Bill: But the one that you played last night was...

Allan: Just a regular DeLap. You know, I designed a couple of guitars with Carvin and was on the road with those for a number of years, and I always had a few custom made headless guitars too. I was really fond of headless guitars. It’s such a struggle for me to jump and forth from a headless guitar to a regular guitar. If you get used to playing a (headless) Steinberger, it’s really hard to go back to a headstock. I can’t really describe it, it just feels awkward.

The Allan Holdsworth Interview! (Jazz Houston 2006)

MM: What gear are you currently using?

AH: Well I’ve been playing on a bunch of Carvin guitars, prototypes and my productions models. I’ve also got a bunch of custom made guitars. Bill DeLap guitars, the baritone guitars, although I’ve kind of abandoned those things. You know a lot of speed metal bands started using them and drop down tunings so I just left them and moved on. I used them extensively on a couple of albums then I just figured it became more and more difficult logistically to travel with them. That’s why I like the Steinberger guitars. They’re easy to travel with…and they don’t get messed up by the airlines. Most airlines don’t let you take your guitars on the plane with you, they make you put them in the (cargo)hold which can really mess them up. I usually only take one, maybe two, guitars. It’s a convenience thing and also the condition of the guitar staying in the cabin, not the hold.

Harnessing momentum (Innerviews 2008)

The last time we did an interview, you were heavily into baritone guitars. What’s your guitar of choice these days?

I quit playing the Steinberger-based baritone guitars because I had to carry around too much stuff. In recent years, it became impractical to carry two or three guitars when flying. Unfortunately, that means we don’t really play much Wardenclyffe Tower music, which heavily featured the baritone guitars. I can transpose the tunes but they don’t sound the same. So, I put those tunes on the back burner and hardly use the guitars anymore. I might pull them out for a recording project if someone wants me to play on a song and I think one might fit that track.

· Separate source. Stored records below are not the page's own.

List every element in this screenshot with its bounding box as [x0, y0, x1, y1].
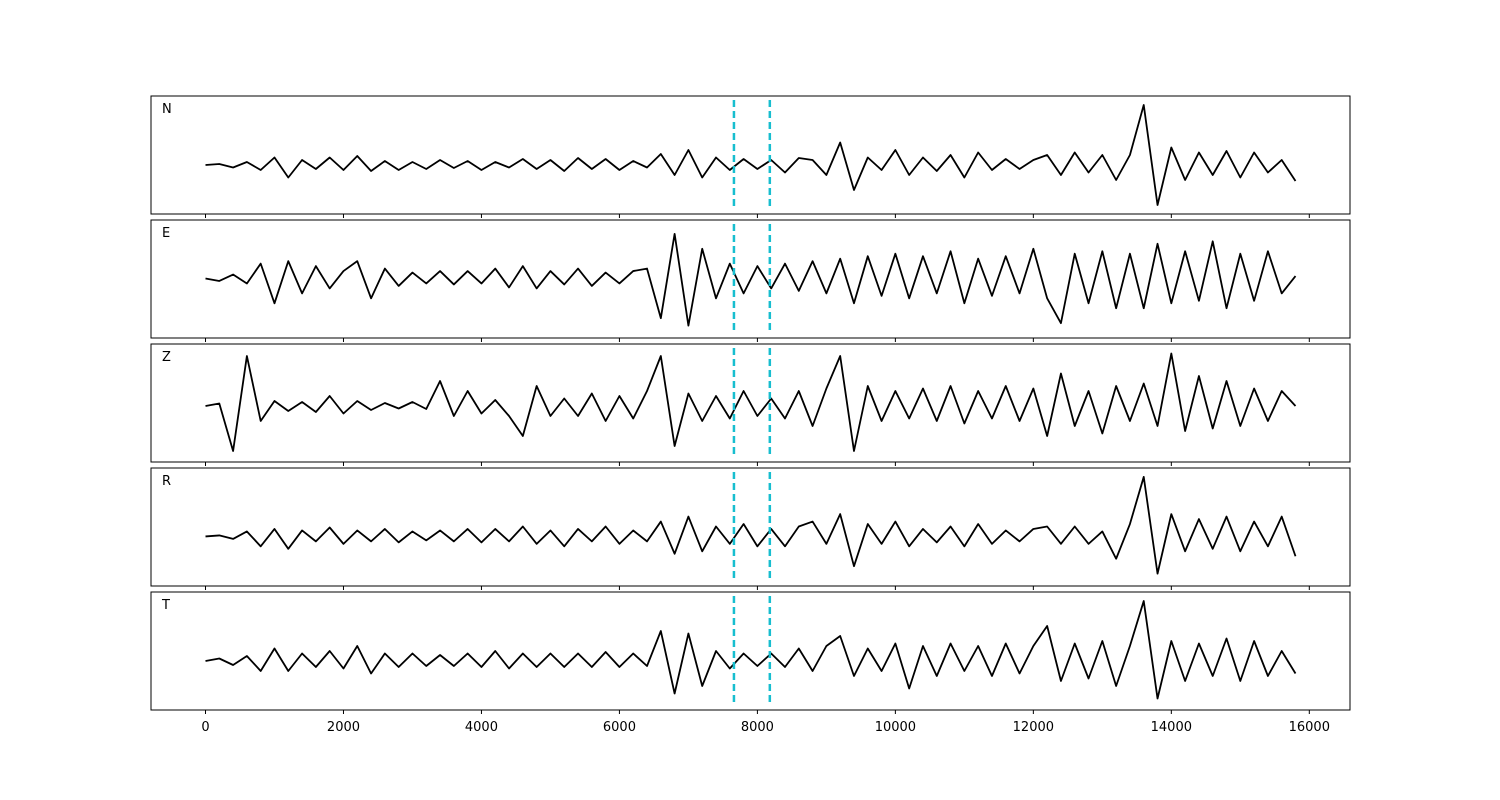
panel-label: N [162, 102, 172, 117]
trace [205, 232, 1297, 327]
x-tick-label: 2000 [327, 720, 360, 735]
panel-frame [150, 219, 1351, 339]
panel-frame [150, 591, 1351, 711]
x-tick-label: 12000 [1013, 720, 1054, 735]
x-tick-label: 16000 [1289, 720, 1330, 735]
panel-label: R [162, 474, 171, 489]
panel-label: T [161, 598, 170, 613]
x-tick-label: 14000 [1151, 720, 1192, 735]
trace [205, 352, 1297, 452]
trace [205, 104, 1297, 206]
panel-label: Z [162, 350, 171, 365]
panel-frame [150, 95, 1351, 215]
x-tick-label: 0 [201, 720, 209, 735]
panel-frame [150, 467, 1351, 587]
x-tick-label: 4000 [465, 720, 498, 735]
x-tick-label: 10000 [875, 720, 916, 735]
trace [205, 476, 1297, 575]
panel-label: E [162, 226, 170, 241]
x-tick-label: 6000 [603, 720, 636, 735]
panel-frame [150, 343, 1351, 463]
trace [205, 600, 1297, 700]
x-tick-label: 8000 [741, 720, 774, 735]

These days, I typically use a Bill DeLap wood-bodied, headless guitar. I’m totally hooked on headless guitars. It’s hard for me to go back to a headstock and big body guitar. They don’t feel comfortable at all anymore. The DeLap is totally custom, but still all-Steinberger based. It has the Steinberger TransTrem and headpiece.

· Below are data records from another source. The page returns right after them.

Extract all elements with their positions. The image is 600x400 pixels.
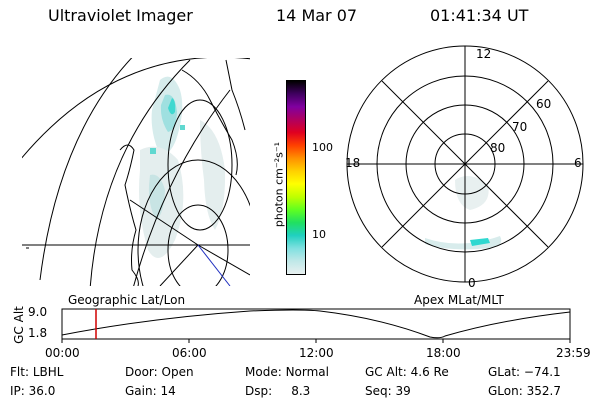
- colorbar-tick-10: 10: [312, 228, 326, 241]
- altitude-xtick-2: 12:00: [299, 346, 334, 360]
- colorbar-tick-100: 100: [312, 141, 333, 154]
- status-gcalt: GC Alt: 4.6 Re: [365, 365, 449, 379]
- mlt-label-12: 12: [476, 47, 492, 61]
- altitude-ylabel: GC Alt: [12, 306, 26, 344]
- status-flt: Flt: LBHL: [10, 365, 64, 379]
- mlt-label-18: 18: [345, 156, 361, 170]
- status-gain: Gain: 14: [125, 384, 176, 398]
- apex-label: Apex MLat/MLT: [414, 293, 504, 307]
- mlt-label-6: 6: [574, 156, 582, 170]
- altitude-xtick-4: 23:59: [556, 346, 591, 360]
- status-ip: IP: 36.0: [10, 384, 56, 398]
- status-mode: Mode: Normal: [245, 365, 329, 379]
- instrument-title: Ultraviolet Imager: [48, 6, 193, 25]
- altitude-ytick-min: 1.8: [28, 326, 48, 340]
- altitude-ytick-max: 9.0: [28, 305, 48, 319]
- time-label: 01:41:34 UT: [430, 6, 529, 25]
- geographic-label: Geographic Lat/Lon: [68, 293, 186, 307]
- mlt-label-0: 0: [468, 276, 476, 290]
- lat-label-60: 60: [536, 97, 552, 111]
- altitude-xtick-0: 00:00: [45, 346, 80, 360]
- status-glon: GLon: 352.7: [488, 384, 561, 398]
- colorbar: [286, 80, 306, 275]
- altitude-xtick-3: 18:00: [426, 346, 461, 360]
- status-door: Door: Open: [125, 365, 194, 379]
- date-label: 14 Mar 07: [276, 6, 358, 25]
- status-glat: GLat: −74.1: [488, 365, 561, 379]
- altitude-xtick-1: 06:00: [172, 346, 207, 360]
- lat-label-70: 70: [512, 120, 528, 134]
- status-seq: Seq: 39: [365, 384, 411, 398]
- colorbar-unit-label: photon cm⁻²s⁻¹: [272, 141, 286, 228]
- status-dsp: Dsp: 8.3: [245, 384, 311, 398]
- lat-label-80: 80: [490, 141, 506, 155]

The Man Who Changed Guitar Forever (Guitar Player 2008)

Which guitars are you currently playing?

I played the Carvins for the past 15 years, though for the past two years I’ve been drifting back to the DeLap headless guitars, because there’s just something about the way that they feel. But, I kind of wish that I hadn’t; I picked up the headless and thought, “Oh no, what have I done?”